Yes. The first time I heard anyone outside of my journalism department mentioning podcasting was last spring, when all of my college-aged friends were losing their minds over Serial, a week-by-week podcast by NPR’s Sarah Koenig dissecting one court case. I should note that conversations about journalism and new media don’t happen often with my 20-something friends who do not study communications. So when they all started talking about it, independent of any mention by me, I knew it was something big. Podcasting had struck a nerve with young Americans, who have not really found a home in traditional media and who are the apple of the eye of all media advertisers. So I waited for a flush of interest and funding in podcasts to begin. I also started thinking that maybe podcasts would be the next big thing for independent media during some of our class discussions. We often talk about how a new technology is often the driving point for an indy media renaissance.
So, I’ve been asking myself, how will this play out?
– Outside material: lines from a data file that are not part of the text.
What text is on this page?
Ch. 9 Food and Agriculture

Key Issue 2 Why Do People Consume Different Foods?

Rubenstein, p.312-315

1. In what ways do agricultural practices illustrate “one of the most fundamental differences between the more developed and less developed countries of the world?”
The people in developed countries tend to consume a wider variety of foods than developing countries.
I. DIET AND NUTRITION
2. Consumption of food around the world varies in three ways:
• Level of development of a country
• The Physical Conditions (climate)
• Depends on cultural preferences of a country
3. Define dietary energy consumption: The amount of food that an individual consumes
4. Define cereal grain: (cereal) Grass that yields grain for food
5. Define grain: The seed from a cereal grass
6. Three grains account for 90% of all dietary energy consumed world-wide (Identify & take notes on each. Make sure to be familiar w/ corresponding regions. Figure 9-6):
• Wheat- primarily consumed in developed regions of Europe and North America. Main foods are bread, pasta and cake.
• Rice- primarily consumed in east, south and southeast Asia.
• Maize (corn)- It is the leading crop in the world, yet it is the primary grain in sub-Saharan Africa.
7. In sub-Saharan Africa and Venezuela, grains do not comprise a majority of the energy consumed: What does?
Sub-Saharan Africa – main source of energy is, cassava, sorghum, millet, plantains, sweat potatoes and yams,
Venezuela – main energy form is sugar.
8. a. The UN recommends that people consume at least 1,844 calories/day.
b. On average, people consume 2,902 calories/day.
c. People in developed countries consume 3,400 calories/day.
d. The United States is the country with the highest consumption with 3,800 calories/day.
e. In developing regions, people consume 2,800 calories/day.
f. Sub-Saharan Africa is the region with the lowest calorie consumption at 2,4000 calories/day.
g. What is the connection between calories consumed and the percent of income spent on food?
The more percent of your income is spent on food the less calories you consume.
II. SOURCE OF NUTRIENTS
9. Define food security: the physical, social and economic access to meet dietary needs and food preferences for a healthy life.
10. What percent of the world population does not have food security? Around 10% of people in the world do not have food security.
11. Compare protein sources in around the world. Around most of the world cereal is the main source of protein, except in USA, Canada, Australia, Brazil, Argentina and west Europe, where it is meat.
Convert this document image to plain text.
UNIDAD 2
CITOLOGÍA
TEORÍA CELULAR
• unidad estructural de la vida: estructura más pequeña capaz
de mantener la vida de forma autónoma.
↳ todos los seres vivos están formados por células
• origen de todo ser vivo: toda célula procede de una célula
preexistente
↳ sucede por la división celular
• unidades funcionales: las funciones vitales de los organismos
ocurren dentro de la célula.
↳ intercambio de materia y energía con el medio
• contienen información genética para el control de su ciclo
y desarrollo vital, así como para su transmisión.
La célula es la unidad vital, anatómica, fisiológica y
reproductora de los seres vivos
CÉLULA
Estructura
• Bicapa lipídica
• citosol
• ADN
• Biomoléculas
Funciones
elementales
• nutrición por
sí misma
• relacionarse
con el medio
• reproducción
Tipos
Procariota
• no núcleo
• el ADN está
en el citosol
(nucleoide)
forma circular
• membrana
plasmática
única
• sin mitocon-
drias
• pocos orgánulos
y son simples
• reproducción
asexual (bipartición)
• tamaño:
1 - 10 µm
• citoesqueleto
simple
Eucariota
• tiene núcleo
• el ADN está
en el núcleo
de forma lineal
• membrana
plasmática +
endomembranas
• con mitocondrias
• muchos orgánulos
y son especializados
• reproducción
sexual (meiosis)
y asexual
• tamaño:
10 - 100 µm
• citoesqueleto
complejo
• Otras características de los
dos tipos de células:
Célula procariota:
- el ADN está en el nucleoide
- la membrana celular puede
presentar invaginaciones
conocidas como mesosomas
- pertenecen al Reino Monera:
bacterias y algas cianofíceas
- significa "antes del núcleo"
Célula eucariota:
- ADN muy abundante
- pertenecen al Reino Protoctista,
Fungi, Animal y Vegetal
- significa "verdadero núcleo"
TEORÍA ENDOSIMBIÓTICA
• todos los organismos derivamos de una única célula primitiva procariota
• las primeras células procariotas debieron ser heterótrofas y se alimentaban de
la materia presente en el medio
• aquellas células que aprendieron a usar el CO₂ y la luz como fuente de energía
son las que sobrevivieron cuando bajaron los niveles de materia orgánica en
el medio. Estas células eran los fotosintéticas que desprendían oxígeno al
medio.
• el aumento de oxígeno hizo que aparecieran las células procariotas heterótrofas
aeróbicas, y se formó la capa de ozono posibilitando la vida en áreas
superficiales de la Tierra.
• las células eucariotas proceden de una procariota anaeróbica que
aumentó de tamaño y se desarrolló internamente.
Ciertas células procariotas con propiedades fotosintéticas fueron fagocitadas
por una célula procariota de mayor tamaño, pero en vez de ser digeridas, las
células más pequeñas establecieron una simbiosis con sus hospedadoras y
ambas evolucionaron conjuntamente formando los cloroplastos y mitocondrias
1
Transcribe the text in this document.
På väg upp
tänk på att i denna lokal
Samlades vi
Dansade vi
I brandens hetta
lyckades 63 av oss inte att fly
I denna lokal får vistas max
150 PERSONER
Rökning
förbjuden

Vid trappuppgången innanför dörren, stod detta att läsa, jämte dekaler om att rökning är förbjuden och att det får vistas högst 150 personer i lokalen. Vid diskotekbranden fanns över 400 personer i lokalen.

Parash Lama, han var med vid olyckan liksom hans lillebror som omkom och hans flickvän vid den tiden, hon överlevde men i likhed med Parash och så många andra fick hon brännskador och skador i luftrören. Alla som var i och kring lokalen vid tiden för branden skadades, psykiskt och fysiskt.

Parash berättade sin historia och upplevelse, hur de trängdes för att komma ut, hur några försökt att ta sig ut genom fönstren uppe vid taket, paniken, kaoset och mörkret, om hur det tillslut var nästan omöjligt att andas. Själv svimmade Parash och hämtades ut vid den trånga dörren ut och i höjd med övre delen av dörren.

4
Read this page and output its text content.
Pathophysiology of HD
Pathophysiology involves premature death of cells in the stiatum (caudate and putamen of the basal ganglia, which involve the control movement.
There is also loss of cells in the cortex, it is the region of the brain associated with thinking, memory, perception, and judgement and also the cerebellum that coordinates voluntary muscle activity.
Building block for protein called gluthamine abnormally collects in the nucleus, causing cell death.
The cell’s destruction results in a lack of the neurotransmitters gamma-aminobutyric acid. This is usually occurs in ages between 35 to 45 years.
How will podcasts form and grow and change? Neiman Lab commented on how podcasting may take a lot of cues from blogging and learn a lot of similar lessons. Bennet writes:
One part of that old blogging world was professionalized, spawning smart digital outlets like The Huffington Post, BuzzFeed, and Vice.
Another, bigger part was taken over by platforms like Facebook and Twitter that promised technical ease.
And the incumbent outlets that blogging threatened — print newspapers and magazines — ended up stuck in the middle: not savvy enough to compete with the new digital pros, not big enough to compete with the platforms.
He then goes on to break the podcasting revolution down also by professionalism, technology and incumbents. I think one of his strongest points is about how podcasting lacks the necessary technology to make a lot of money:
Nearly all audio podcasts are MP3 files — the same format that filled up your iPod with Nelly and NSYNC back in the day. Once they’re downloaded, MP3s are opaque from a publisher’s perspective: There’s no way to tell if they’ve been played once, a hundred times, or never. Tracking individual listeners’ habits — seeing what other podcasts they listen to, which ads they skip, or which episodes they bail out of early — is impossible for a podcast producer.
If advertisers cannot target their ads, if producers cannot track their audience, then the industry needs to find some creative solutions. I would go further to say that the independent industry needs to find some even more creative solutions that work for their business models and their ethics.
Overall, this was a really great article that made me think about how indy media makers might be able to take this bull by the horns. Since most of my non-media friends have not mentioned podcasts to me since Serial ended it’s first season, I have been waiting to hear whether or not any of them will mention it again, and if so who they are listening to. So, I’ll ask you, dear reader, who are you listening to?